Khosrowshahi predicts the traditional ride-hailing service to be only 50 percent of its future business, as scooters and bikes cannibalize the short trips currently made in vehicles. It’s hard to imagine Kalanick making a similar statement, but that doesn’t mean Khosrowshahi’s ultimate goal is any less inspired by monopolistic ideals.

Uber Wants to Control Urban Transportation Data

Uber is a private company with plans to go public in 2019. It has yet to turn a profit. Khosrowshahi has encouraged investors to commit for the long haul, as his plans to diversifying the company’s transportation options will not deliver short-term profits. At the same time, his value proposition to investors has changed: Now, they have access to Amazon-like power exerted on urban transportation networks.

In his book on these new digital monopolies, Platform Capitalism, Nick Srnicek identifies the importance of network effects in increasing a platform’s value. For platforms, data is raw material that can “be extracted, refined, and used in a variety of ways. The more data one has, the more uses one can make of them.”

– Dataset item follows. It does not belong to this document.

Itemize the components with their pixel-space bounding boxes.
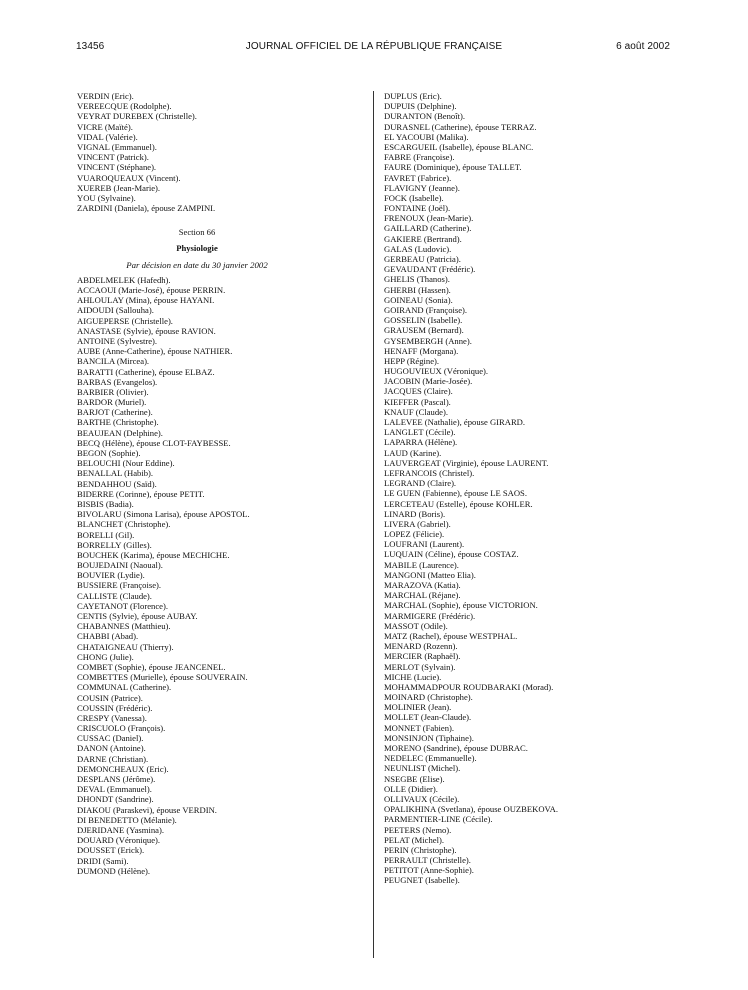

Uber will not only use data on its own services, but data from every third-party service offered through its platform.

Uber already has a large, global user base (and dataset). The expansion of transportation options on its platform — both its own and those of other companies — adds value for existing users while attracting new ones interested in getting around by anything other than a car. New modes of transport and a growing user base will produce more data, showing the company where more people are going and how additional transport modes are used. Uber will not only use data on its own services, but data from every third-party service offered through its platform. All of this data feeds a flywheel that will improve Uber’s service exponentially over time.

In a recent interview with TechCrunch, Khosrowshahi was asked why he was allowing other services onto Uber’s platform. He likened it to Amazon offering branded products while letting other businesses sell their products through the Amazon marketplace. He left out how Amazon uses its sales data to see which third-party products are selling well and make cheaper versions of its own, undercutting the original product and leaving its seller with no means of challenging Amazon. Will Uber eventually do the same to Lime’s scooters or Getaround’s car rentals? It’s not impossible to imagine.

Cities Need to Act Now

City governments around the globe have struggled to effectively regulate ride-hailing apps, but there’s been some recent progress. In August, New York City passed new regulations limiting the number of ride-hailing vehicles, at least for a 12-month period as it further studies the issue. It will also ensure that drivers are paid the minimum wage of $15 per hour with a bit extra to cover vehicle costs.

Another regulatory bright spot: bikes and scooters. Having learned their lesson from letting ride-hailing companies evade regulation, city governments were quick to develop policies for new micromobility services. Mayors make it known that they, not tech companies, had ultimate authority over what happened on city streets.

As Uber sets out to capture a significant chunk of urban transportation data with its new Amazon-inspired platform model, city governments need to make clear that data from activities occurring on the street is not proprietary information. This data belongs to the people as represented by their government. Uber should not have a better idea of how different transportation data modes are operating than governments themselves.

Under Khosrowshahi’s leadership, Uber’s tone has undoubtedly changed — probably for the better. Bikes and scooters will likely capture a significant portion of the ride-hailing service’s current users. However, Uber’s push to become the world’s dominant transportation platform is cause for concern. City officials must establish their right to transportation data. At the very least, they should build publicly owned alternatives that serve the interests of residents — not multinational companies.